С наступлением лета дом оживился еще более. Аббат Фожа стал принимать в конце сада, в беседке, приверженцев супрефектуры и председателя. По распоряжению Марты Роза купила дюжину садовых стульев, чтобы можно было сидеть на воздухе, не таская каждый раз стульев из столовой. Установился обычай: каждый вторник, после полудня, калитки в тупичок открывались, мужчины и дамы заходили навестить господина кюре по-соседски, в соломенных шляпах, в туфлях, расстегнутых сюртуках, в подколотых булавками юбках. Гости приходили поодиночке; но в конце концов оба кружка оказывались в полном составе и, перемешавшись, слившись, приятно проводили время, в величайшем согласии перемывая косточки своим ближним.
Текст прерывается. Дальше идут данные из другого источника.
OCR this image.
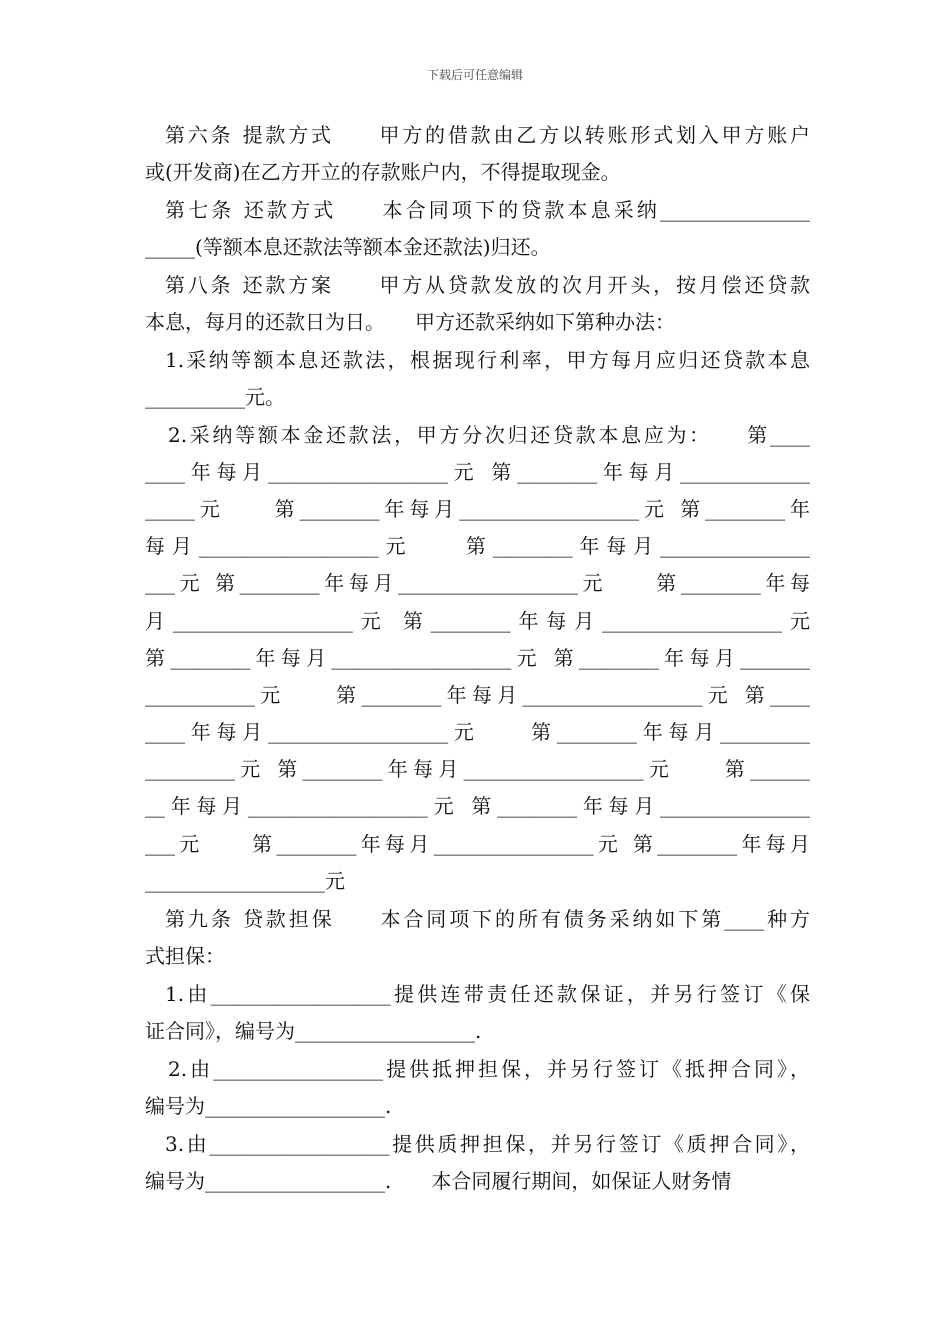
下载后可任意编辑
第六条 提款方式　　甲方的借款由乙方以转账形式划入甲方账户
或(开发商)在乙方开立的存款账户内，不得提取现金。
第七条 还款方式　　本合同项下的贷款本息采纳_______________
_____(等额本息还款法等额本金还款法)归还。
第八条 还款方案　　甲方从贷款发放的次月开头，按月偿还贷款
本息，每月的还款日为日。　　甲方还款采纳如下第种办法：
1.采纳等额本息还款法，根据现行利率，甲方每月应归还贷款本息
__________元。
2.采纳等额本金还款法，甲方分次归还贷款本息应为：　　第____
____年每月__________________元 第________年每月_____________
_____元　　第________年每月__________________元 第________年
每月__________________元　　第________年每月_______________
___元 第________年每月__________________元　　第________年每
月__________________元 第________年每月__________________元
第________年每月__________________元 第________年每月_______
___________元　　第________年每月__________________元 第____
____年每月__________________元　　第________年每月_________
_________元 第________年每月__________________元　　第______
__年每月__________________元 第________年每月_______________
___元　　第________年每月________________元 第________年每月
__________________元
第九条 贷款担保　　本合同项下的所有债务采纳如下第____种方
式担保：
1.由__________________提供连带责任还款保证，并另行签订《保
证合同》，编号为__________________.
2.由_________________提供抵押担保，并另行签订《抵押合同》，
编号为__________________.
3.由__________________提供质押担保，并另行签订《质押合同》，
编号为__________________.　　本合同履行期间，如保证人财务情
– Вы не боитесь, – сказал однажды де Бурде Растуалю, – что могут посмотреть косо на наши встречи с кликой супрефектуры?.. Ведь уже приближаются выборы.
– Почему бы стали на это косо смотреть? – спросил Растуаль. – Мы же не ходим в супрефектуру, мы здесь на нейтральной почве… А потом, друг мой, это ведь запросто, без всяких церемоний. Я в полотняном пиджаке. Это – частная жизнь, Никто не имеет права вмешиваться в то, что я делаю у себя дома. Вне дома – это другое дело; там мы принадлежим публике… На улице мы с господином Пекером даже не раскланиваемся.
– Господин Пекер-де-Соле очень выигрывает при более близком знакомстве, – помолчав, заметил бывший префект.
– Совершенно верно, – согласился председатель, – я в восторге, что с ним познакомился… А какой достойный человек аббат Фожа!.. Нет, я совершенно не боюсь, что про меня будут злословить из-за того, что я посещаю нашего милейшего соседа.
По мере приближения общих выборов де Бурде стал беспокоиться; он говорил, что наступившая жара его сильно утомляет. Часто на него нападали сомнения, и он делился ими с Растуалем, ища у него опоры. Вообще же в саду Муре политики никогда не касались. Однажды днем, тщетно поискав, с чего бы начать, чтобы навести разговор на интересующую его тему, де Бурде воскликнул; обращаясь к доктору Поркье:
– Скажите, доктор, вы сегодня утром читали «Правительственный вестник»? Наш маркиз наконец заговорил; он произнес ровно тринадцать слов, – я нарочно их сосчитал… Бедняга Лагрифуль! Он имел умопомрачительный успех!
Аббат Фожа с лукавым добродушием поднял палец.
– Не надо политики, господа, не надо политики! – проговорил он.
Пекер-де-Соле беседовал с Растуалем; оба притворились, что ничего не слышали. Г-жа де Кондамен улыбнулась. Обращаясь к аббату Сюрену, она продолжала:
– Это правда, господин аббат, что ваши стихари крахмалят очень слабым раствором клея?
– Так точно, сударыня, слабым раствором клея, – ответил молодой священник. – Некоторые прачки употребляют заваренный крахмал, но это переедает кисею и никуда не годится.
– Вот-вот! – подхватила молодая женщина. – А я никак не могу добиться от своей прачки, чтобы она подкрахмаливала юбки клеем.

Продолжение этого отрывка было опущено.